Las Vegas Sands (NYSE:LVS) might generate the most total revenue from Macau, but Wynn Resorts (NASDAQ:WYNN) realizes almost three-quarters of its profits from the Chinese gaming enclave, and recent indicators suggest the region is heading for a more severe slowdown than previously believed.
Though gaming revenue rebounded above expectations in November, Barron's reports that UBS analyst Robin Farley has dramatically revised her forecast downward. Her prior outlook for Macau gross gambling revenue (GGR) was for 5% growth in 2019, but she now believes GGR will fall by 1% next year, and that revenues in 2020 will only grow by 4% -- half the rate she originally estimated for that year.
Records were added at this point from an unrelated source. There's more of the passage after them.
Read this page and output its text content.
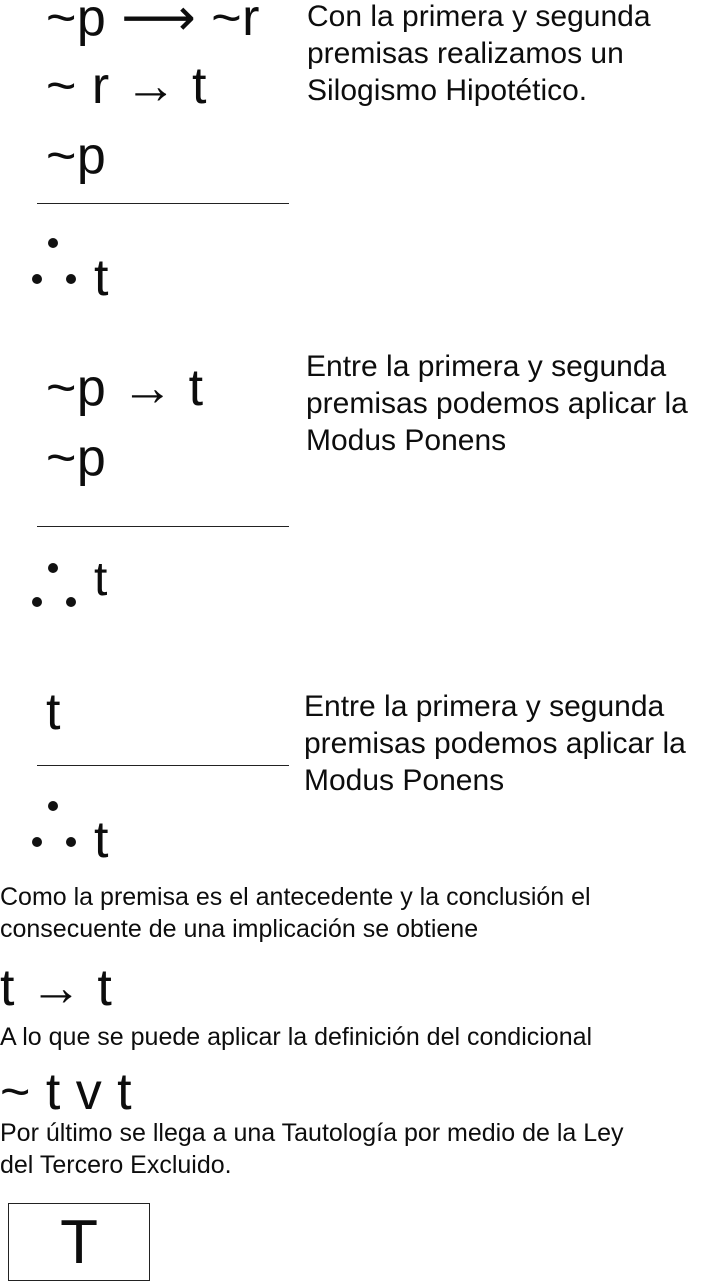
~p ⟶ ~r
~ r → t
~p
t
Con la primera y segunda
premisas realizamos un
Silogismo Hipotético.
~p → t
~p
t
Entre la primera y segunda
premisas podemos aplicar la
Modus Ponens
t
t
Entre la primera y segunda
premisas podemos aplicar la
Modus Ponens
Como la premisa es el antecedente y la conclusión el
consecuente de una implicación se obtiene
t → t
A lo que se puede aplicar la definición del condicional
~ t v t
Por último se llega a una Tautología por medio de la Ley
del Tercero Excluido.
T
Essentially, Macau is attracting more tourists and fewer gamblers, and the results are starting to show up in the casinos' earnings reports.
The chips are down
After rising in 2017, gaming revenue growth softened considerably this year, particularly in September and October due to a typhoon that closed all the casinos for a weekend; results from China's Golden Week holiday were also weak.
Although November's strength surprised analysts -- gaming revenues rose 8.5% for the month -- Farley still sees a hard slowdown coming because VIP gambler visits are slipping, and China faces broad macroeconomic concerns.
VIP baccarat revenues are a proxy for high roller traffic in Macau, and while gross gaming revenue is up 13.7% in 2018 to 276.4 billion patacas (about $34.35 billion) -- the highest it's been in four years, actually -- VIP baccarat continues to decline. VIP baccarat receipts hit 40 billion patacas (about $5 billion) in the third quarter, lower than the 41 billion patacas reached in the second quarter, which itself was down from nearly 43 billion patacas in the first quarter.
Farley notes that plenty of people are still going to Macau, but they're not spending as much on average as they once were, and she forecasts spending will decline further because the territory is drawing a more tourist-heavy crowd.
A tourist trap
Of course, this is what Beijing has been pushing. When the government agreed to allow gambling to expand into the Cotai district, it required casino operators to introduce entertainment options that would attract more non-gambling spending. So Las Vegas Sands Parisian resort includes a half-scale Eiffel Tower, while Studio City International (NYSE:MSC) features a giant figure-eight Ferris wheel and a Batman-themed 4-D flight simulator ride. For its part, Wynn Resorts opted for luxury retail outlets and a gondola ride with views of the city.
The Chinese government wants Cotai to be more like Las Vegas, and it's set a target of 9% non-gaming revenue for the casinos by 2020. Casinos have achieved that threshold five years early, but for comparison, Las Vegas casinos derive about two-thirds of their revenue from non-gaming activities.
The high rollers can be a mixed blessing for casinos: Though they spend more than tourists, it also costs more to lure them in. Doing so requires casinos to partner with junket operators who ply VIP gamblers with amenities and loan them money to gamble with. In return, the casinos must pay the junket operators a percentage of what they win from the high rollers the operators bring.
Watch out for Wynn
If Farley turns out to be correct in her forecast, and if VIP gamblers make themselves more scarce in the next couple of years, that will heavily impact Wynn Resorts, because its operations are more reliant on wealthier gamblers.
There's a lot of uncertainty facing Macau beyond tourist flow and macroeconomic concerns in China. Japan, for example, will soon pick the three cities it will allow to host its new legalized casinos; once these resorts open, they may prove more attractive to VIPs than Macau's venues, particularly if Beijing continues cracking down on money flows out of mainland China to the territory.
Given its problems abroad as well as weakness at home, Wynn Resorts isn't looking like a good bet these days.